Innenkuppel der Moschee Lünen
Das Fasten im Monat Ramadan dient den Muslimen als Ritus zur Selbstvergewisserung und als bewusstes Symbol der Versöhnung. Der muslimische Fastenmonat beginnt in diesem Jahr am 06. Mai  und endet am 05. Juni mit dem Fest des Fastenbrechens
(arabisch: Id al-Fitr / türkisch: Ramasan Bayram).

Die Verschiebung um etwa 11 Tage gegenüber dem Vorjahr  hängt damit zusammen, dass der islamische Kalender sich nach dem Mondjahr ausrichtet. Der Ramadan 2019 findet also im Jahre 1440 nach der Hidschra (der Auswanderung Mohammeds von Mekka nach Medina) statt.
Gefastet wird vom Sonnenaufgang bis zum Sonnenuntergang (Verzicht auf Essen und Trinken).
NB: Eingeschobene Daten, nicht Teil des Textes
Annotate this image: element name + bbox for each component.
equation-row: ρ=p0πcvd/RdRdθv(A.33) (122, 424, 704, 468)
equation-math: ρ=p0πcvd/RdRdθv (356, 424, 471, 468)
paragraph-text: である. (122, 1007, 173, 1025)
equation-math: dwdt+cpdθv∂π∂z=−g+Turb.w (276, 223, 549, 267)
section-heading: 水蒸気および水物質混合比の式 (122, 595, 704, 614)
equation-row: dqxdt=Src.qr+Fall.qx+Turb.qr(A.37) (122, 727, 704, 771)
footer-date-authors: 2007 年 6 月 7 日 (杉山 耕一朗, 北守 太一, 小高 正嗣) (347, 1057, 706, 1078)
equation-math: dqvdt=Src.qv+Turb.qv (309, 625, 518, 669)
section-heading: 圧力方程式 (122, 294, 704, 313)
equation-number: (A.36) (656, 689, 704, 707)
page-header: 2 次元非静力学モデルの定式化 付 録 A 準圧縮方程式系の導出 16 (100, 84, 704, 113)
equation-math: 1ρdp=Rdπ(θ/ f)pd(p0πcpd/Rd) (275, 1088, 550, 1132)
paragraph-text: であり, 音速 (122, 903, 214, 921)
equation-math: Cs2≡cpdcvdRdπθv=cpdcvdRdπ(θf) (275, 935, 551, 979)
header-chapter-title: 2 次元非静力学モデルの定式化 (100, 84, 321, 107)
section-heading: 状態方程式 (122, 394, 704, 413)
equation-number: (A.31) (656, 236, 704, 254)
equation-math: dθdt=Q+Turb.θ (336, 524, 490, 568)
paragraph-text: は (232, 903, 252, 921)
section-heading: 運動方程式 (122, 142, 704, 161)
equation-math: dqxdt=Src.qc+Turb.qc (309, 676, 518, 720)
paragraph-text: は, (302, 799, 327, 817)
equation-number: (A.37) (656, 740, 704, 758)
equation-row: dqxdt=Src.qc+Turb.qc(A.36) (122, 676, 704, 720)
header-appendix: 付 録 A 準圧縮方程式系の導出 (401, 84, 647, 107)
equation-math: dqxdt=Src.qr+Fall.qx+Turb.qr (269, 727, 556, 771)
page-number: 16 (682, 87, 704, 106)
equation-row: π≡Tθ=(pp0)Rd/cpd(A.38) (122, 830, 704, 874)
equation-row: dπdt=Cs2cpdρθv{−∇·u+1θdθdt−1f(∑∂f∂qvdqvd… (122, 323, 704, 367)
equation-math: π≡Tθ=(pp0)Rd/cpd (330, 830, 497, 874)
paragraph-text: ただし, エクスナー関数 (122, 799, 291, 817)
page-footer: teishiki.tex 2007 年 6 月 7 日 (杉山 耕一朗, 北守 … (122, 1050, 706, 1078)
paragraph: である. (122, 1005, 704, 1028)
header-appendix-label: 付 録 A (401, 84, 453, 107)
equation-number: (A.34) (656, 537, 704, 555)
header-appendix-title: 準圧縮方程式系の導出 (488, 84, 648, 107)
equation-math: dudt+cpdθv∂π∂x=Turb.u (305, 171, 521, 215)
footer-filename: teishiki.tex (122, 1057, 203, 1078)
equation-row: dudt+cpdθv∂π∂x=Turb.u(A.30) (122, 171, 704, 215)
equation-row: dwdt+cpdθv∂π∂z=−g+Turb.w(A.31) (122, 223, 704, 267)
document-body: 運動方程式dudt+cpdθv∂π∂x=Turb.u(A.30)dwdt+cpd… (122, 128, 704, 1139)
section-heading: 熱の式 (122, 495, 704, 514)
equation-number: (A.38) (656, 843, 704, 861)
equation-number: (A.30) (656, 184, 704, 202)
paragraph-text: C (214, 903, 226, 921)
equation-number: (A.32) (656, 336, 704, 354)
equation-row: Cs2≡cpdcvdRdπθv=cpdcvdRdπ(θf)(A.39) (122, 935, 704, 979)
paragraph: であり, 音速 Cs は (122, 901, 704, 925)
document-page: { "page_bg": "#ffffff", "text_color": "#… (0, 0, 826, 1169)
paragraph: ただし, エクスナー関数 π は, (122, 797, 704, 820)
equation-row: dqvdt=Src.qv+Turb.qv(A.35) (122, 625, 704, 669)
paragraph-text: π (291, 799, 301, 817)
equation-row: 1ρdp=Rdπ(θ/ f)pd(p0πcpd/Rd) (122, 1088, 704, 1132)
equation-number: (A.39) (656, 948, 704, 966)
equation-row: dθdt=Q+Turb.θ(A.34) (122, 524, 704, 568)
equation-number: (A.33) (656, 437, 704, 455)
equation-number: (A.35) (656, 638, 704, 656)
Nach dem Gebet wird dann mit Verwandten und Freunden festlich gespeist (Iftar).

Eine gute orientierende Übersicht zum Ramadan bietet die Seite: islam.de
    Eine Besonderheit innerhalb des Ramadan ist noch die Nacht der Bestimmung / Lailat al-Qadr am  28. Mai (schiitisch) und 01. Juni (sunnitisch), in der der Prophet Mohammed die erste Offenbarung empfing (= Sure 97).

    Es hat sich eingebürgert, dass Christen Glückwünsche und Grußworte senden und oft zum Iftar eingeladen werden. Im Internet auch Beispiele für Glückwunschkarten (allerdings nur Englisch).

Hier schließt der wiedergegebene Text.